Alongside this concern for good management, it is necessary to exercise this concern for those who are outside the social network, for those who are marginalized due to extreme poverty or fragility and, for this reason, difficult to reach. Some needs can be alleviated only through charity, a first step towards better integration into society.
Many Premonstratensians have served as parish priests, teachers and missionaries. They live on in the memory of your communities, as in the parishes, schools and villages where they have served. They constitute the lifeblood of your tradition, as echoed in the motto of your Jubilee: “Together, with God, with the people”.
Following in the footsteps of Saint Norbert, the piety of the Premonstratensians reserves an increasingly central place for the Eucharist, both in the solemn and intimate community celebration, and in silent worship.

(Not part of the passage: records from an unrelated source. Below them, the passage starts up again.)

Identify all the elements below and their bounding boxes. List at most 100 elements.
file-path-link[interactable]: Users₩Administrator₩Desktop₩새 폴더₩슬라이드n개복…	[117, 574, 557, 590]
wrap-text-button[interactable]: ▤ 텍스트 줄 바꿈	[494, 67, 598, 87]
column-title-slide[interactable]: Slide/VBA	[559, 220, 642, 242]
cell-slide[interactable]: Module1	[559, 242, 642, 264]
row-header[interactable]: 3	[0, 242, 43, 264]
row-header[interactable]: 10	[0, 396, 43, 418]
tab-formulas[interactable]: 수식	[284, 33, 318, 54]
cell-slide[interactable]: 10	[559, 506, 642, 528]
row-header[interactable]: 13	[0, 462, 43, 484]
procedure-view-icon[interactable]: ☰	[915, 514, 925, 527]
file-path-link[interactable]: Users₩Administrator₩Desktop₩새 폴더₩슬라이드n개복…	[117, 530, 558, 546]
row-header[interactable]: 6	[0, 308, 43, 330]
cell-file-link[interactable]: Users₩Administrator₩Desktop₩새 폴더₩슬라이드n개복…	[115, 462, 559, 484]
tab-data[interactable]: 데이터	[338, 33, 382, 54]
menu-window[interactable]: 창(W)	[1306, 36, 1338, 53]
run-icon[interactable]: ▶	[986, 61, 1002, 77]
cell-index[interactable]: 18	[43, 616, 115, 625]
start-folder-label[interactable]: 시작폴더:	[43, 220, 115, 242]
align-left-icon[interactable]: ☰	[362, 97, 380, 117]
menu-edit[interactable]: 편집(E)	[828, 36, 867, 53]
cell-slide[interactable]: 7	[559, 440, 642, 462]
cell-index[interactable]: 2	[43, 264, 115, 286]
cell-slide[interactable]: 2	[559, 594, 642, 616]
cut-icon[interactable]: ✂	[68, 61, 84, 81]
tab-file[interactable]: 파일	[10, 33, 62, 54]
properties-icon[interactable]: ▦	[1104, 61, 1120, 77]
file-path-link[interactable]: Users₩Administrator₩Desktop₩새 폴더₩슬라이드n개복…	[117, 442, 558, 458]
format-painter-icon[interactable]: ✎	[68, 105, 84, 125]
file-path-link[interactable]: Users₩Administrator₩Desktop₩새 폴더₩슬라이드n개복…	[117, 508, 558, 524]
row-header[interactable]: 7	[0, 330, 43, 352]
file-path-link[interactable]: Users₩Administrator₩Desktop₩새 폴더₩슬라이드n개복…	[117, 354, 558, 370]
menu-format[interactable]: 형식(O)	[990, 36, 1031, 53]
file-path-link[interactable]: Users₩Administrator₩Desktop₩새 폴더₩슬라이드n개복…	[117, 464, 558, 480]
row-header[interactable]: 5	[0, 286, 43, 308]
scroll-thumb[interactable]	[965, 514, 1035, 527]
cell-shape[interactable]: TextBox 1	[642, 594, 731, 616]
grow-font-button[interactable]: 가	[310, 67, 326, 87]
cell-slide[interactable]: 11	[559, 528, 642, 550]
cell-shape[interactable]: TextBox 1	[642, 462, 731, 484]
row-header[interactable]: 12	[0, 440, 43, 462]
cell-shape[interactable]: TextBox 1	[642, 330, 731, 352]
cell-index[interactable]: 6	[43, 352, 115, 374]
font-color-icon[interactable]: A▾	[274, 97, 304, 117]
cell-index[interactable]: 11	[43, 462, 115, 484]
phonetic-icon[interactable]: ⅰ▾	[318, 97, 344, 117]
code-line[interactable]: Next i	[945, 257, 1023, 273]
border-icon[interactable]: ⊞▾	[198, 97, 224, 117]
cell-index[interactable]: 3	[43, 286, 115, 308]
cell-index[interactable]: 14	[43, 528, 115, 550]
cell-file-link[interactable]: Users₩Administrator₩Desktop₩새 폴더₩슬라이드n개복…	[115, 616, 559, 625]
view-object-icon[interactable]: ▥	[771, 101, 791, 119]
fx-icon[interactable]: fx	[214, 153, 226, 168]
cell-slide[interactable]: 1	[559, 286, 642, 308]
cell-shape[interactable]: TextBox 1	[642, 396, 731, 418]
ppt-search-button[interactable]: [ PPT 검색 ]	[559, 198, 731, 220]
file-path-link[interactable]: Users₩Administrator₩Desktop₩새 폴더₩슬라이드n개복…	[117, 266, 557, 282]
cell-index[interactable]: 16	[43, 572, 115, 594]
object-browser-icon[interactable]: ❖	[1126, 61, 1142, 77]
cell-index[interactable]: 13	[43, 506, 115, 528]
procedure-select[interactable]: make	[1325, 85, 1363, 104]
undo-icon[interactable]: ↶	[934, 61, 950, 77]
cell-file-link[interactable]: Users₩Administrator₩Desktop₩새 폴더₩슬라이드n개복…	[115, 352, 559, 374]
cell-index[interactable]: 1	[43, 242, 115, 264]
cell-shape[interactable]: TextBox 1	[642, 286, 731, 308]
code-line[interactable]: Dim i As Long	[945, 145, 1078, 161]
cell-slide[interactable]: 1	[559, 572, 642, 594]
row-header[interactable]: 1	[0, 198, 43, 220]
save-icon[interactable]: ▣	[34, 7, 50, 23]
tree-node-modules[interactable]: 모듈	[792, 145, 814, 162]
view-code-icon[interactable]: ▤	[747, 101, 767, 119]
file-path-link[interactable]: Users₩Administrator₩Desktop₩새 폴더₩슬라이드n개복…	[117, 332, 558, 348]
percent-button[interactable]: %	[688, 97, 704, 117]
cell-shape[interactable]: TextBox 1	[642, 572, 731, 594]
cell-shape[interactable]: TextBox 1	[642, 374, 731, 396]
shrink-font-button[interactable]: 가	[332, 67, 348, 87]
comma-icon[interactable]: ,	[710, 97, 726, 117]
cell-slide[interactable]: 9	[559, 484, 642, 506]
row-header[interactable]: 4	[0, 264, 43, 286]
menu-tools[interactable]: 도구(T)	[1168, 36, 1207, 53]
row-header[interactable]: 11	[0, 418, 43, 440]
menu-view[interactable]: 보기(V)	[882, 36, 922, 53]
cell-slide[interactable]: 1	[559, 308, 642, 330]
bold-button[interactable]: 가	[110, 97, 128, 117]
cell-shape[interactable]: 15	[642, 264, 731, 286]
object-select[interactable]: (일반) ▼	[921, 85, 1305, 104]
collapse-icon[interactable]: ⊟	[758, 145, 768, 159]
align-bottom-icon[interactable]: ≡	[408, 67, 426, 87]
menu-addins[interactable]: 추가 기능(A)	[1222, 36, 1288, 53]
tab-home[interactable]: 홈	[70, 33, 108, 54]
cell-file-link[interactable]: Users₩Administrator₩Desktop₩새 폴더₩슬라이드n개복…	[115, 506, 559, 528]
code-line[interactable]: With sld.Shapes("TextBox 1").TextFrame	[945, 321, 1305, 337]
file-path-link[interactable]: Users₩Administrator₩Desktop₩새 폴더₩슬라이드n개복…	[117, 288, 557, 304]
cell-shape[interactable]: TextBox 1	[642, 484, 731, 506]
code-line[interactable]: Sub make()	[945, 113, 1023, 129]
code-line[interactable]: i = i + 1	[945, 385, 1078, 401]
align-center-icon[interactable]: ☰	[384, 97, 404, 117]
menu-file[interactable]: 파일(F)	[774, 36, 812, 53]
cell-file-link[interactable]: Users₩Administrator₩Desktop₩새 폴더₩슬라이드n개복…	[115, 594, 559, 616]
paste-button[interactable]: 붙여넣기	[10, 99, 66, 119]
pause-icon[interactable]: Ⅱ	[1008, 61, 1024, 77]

Precisely as he is present for us in the Sacrament, so the Lord wants to be present through us in the life of those we meet. May you, brothers and sisters, become what you celebrate, receive and worship: the body of Christ, and in him a hearth of communion at which many can be warmed.
The first profession of Norbert and his disciples, on the day of the Holy Nativity, will always link your Order to the Mystery of Incarnation. May the simplicity and the poverty of Bethlehem inspire in you the sense of human brotherhood. May the maternal presence of Mary Most Holy guide you on the path of faith and caring charity. Her prayer with the disciples accompanied the birth of the apostolic Church, which has always inspired your way of living. May the Mother of Christ and the Church help us to become fully human, so as to be credible witnesses to the Gospel of salvation.
May the Holy Spirit enlighten you on your path and in your service to the Church. I heartily bless all of you and your communities. And, as the Abbot General said, pray for me. Thank you!